Mitra Total Oil Search mengatakan dalam sebuah pernyataan perjanjian akan memungkinkan para pihak untuk memulai pekerjaan rekayasa dan desain awal, termasuk tender untuk kontraktor, untuk Papua LNG, sebuah proyek yang dipimpin oleh Total, dengan Exxon Mobil Corp dan Oil Search.
Mereka sekarang bertujuan untuk membuat keputusan investasi akhir pada 2020, menargetkan produksi pertama pada tahun 2024, kata Oil Search.
Oil Search Australia pertama kali berharap perjanjian dengan pemerintah akan disegel pada 2018, karena para mitra berpacu dengan proyek-proyek LNG di Kanada, Mozambik, Qatar dan Amerika Serikat untuk memenuhi kesenjangan pasokan yang diharapkan di Asia pada awal 2020-an.
Kesepakatan itu ditunda setelah gempa bumi melanda PNG pada Februari 2018, yang melemahkan sumber daya pemerintah dan memperlambat perundingan tentang masalah-masalah seperti berapa banyak gas dari Papua LNG yang akan dicadangkan untuk pasar domestik dan bagaimana bagian biaya pemerintah akan dikelola.
“Ini adalah tonggak utama untuk proyek LNG Papua,” kata Direktur Pelaksana Pencarian Minyak Peter Botten dalam sebuah pernyataan.
Papua LNG berencana untuk mengembangkan ladang gas Elk dan Antelope untuk memberi makan dua unit produksi baru, atau kereta api, untuk dibangun di pabrik PNG LNG yang dijalankan oleh Exxon Mobil.
Pada saat yang sama, Exxon Mobil berencana untuk menambah kereta baru ketiga di PNG LNG, untuk diberi makan dengan gas dari ladang yang ada dan ladang baru, P'nyang, di lintasan.
Bersama-sama, Papua LNG dan ekspansi Exxon Mobil diperkirakan akan menggandakan ekspor dari kilang PNG LNG menjadi 16 juta ton per tahun. Analis memperkirakan ekspansi keseluruhan akan menelan biaya sekitar US$13 miliar.
“Butuh waktu lebih lama untuk menandatangani perjanjian gas dari yang diharapkan. Tapi itu selesai dan dengan syarat yang masuk akal. Ekspansi LNG sekarang tidak bisa dihindari, ” kata analis Bernstein dalam sebuah catatan.
SAHAM EKUITAS
Sebuah kesepakatan tentang pengembangan P'nyang diharapkan akan ditandatangani pada kuartal saat ini, kata seorang juru bicara Kumul Petroleum milik negara PNG.

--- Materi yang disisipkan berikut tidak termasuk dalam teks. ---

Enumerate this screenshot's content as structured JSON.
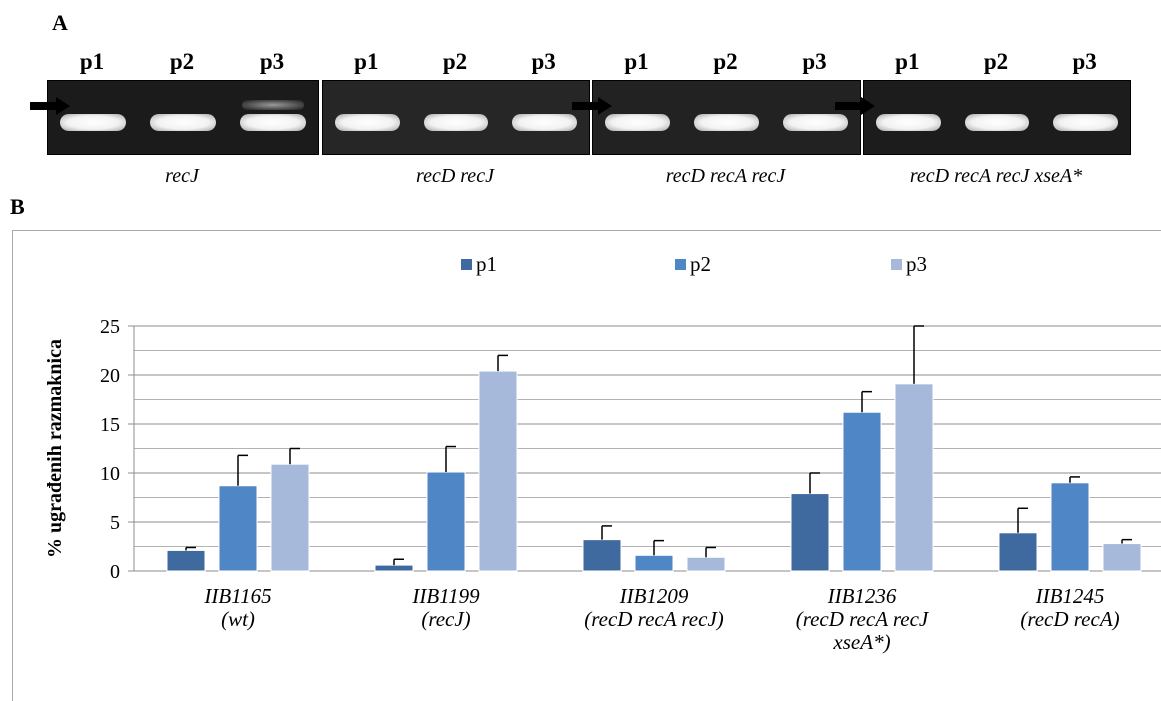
{
  "panel_a": {
    "letter": "A",
    "lane_labels": [
      "p1",
      "p2",
      "p3"
    ],
    "gels": [
      {
        "caption": "recJ"
      },
      {
        "caption": "recD recJ"
      },
      {
        "caption": "recD recA recJ"
      },
      {
        "caption": "recD recA recJ xseA*"
      }
    ]
  },
  "panel_b": {
    "letter": "B"
  },
  "chart_data": {
    "type": "bar",
    "ylabel": "% ugrađenih razmaknica",
    "ylim": [
      0,
      25
    ],
    "yticks": [
      0,
      5,
      10,
      15,
      20,
      25
    ],
    "grid": true,
    "legend_position": "top-center",
    "categories": [
      [
        "IIB1165",
        "(wt)"
      ],
      [
        "IIB1199",
        "(recJ)"
      ],
      [
        "IIB1209",
        "(recD recA recJ)"
      ],
      [
        "IIB1236",
        "(recD recA recJ",
        "xseA*)"
      ],
      [
        "IIB1245",
        "(recD recA)"
      ]
    ],
    "series": [
      {
        "name": "p1",
        "color": "#3e6a9f",
        "values": [
          2.1,
          0.6,
          3.2,
          7.9,
          3.9
        ],
        "errors": [
          0.3,
          0.6,
          1.4,
          2.1,
          2.5
        ]
      },
      {
        "name": "p2",
        "color": "#4f86c6",
        "values": [
          8.7,
          10.1,
          1.6,
          16.2,
          9.0
        ],
        "errors": [
          3.1,
          2.6,
          1.5,
          2.1,
          0.6
        ]
      },
      {
        "name": "p3",
        "color": "#a7b9db",
        "values": [
          10.9,
          20.4,
          1.4,
          19.1,
          2.8
        ],
        "errors": [
          1.6,
          1.6,
          1.0,
          5.9,
          0.4
        ]
      }
    ]
  }
}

"Dialog sedang berlangsung dengan pemerintah PNG untuk menyimpulkan perjanjian gas yang diperlukan untuk proyek P'nyang," kata Exxon Mobil dalam pernyataan emailnya.
Berdasarkan kesepakatan yang ditandatangani pada hari Selasa, pemerintah akan memperoleh 22,5 persen saham ekuitas di proyek LNG Papua.
Total, Exxon dan Pencarian Minyak telah setuju untuk memikul bagian pemerintah dari biaya yang dikeluarkan menuju keputusan investasi akhir sampai produksi dimulai.
"Kami sangat senang bahwa mitra usaha patungan telah setuju untuk membantu Kumul, dan itu membawa kepastian kepada (Kumul) untuk melaksanakan hak ekuitas penuh 22,5%," kata Direktur Pelaksana Minyak Bumi Kumul, Wapu Sonk, dalam sebuah pernyataan.
Namun, pemerintah harus mendanai bagian ekuitasnya dari biaya modal keseluruhan US$ 13 miliar dari proyek-proyek tersebut, yang kira-kira akan menjadi US$900 juta, dengan anggapan konstruksi 70% dibiayai dengan utang.
Perjanjian tersebut juga mengharuskan perusahaan untuk memesan sekitar 5 persen dari gas untuk pasar domestik, ketentuan utama untuk meningkatkan pasokan listrik di negara Pasifik Selatan yang miskin.
"Kami juga senang bahwa perjanjian gas ini mencakup ketentuan untuk memasok gas ke pasar domestik dengan harga kompetitif," kata Sonk.
Total diharapkan mengomentari perjanjian ketika bursa Paris dibuka.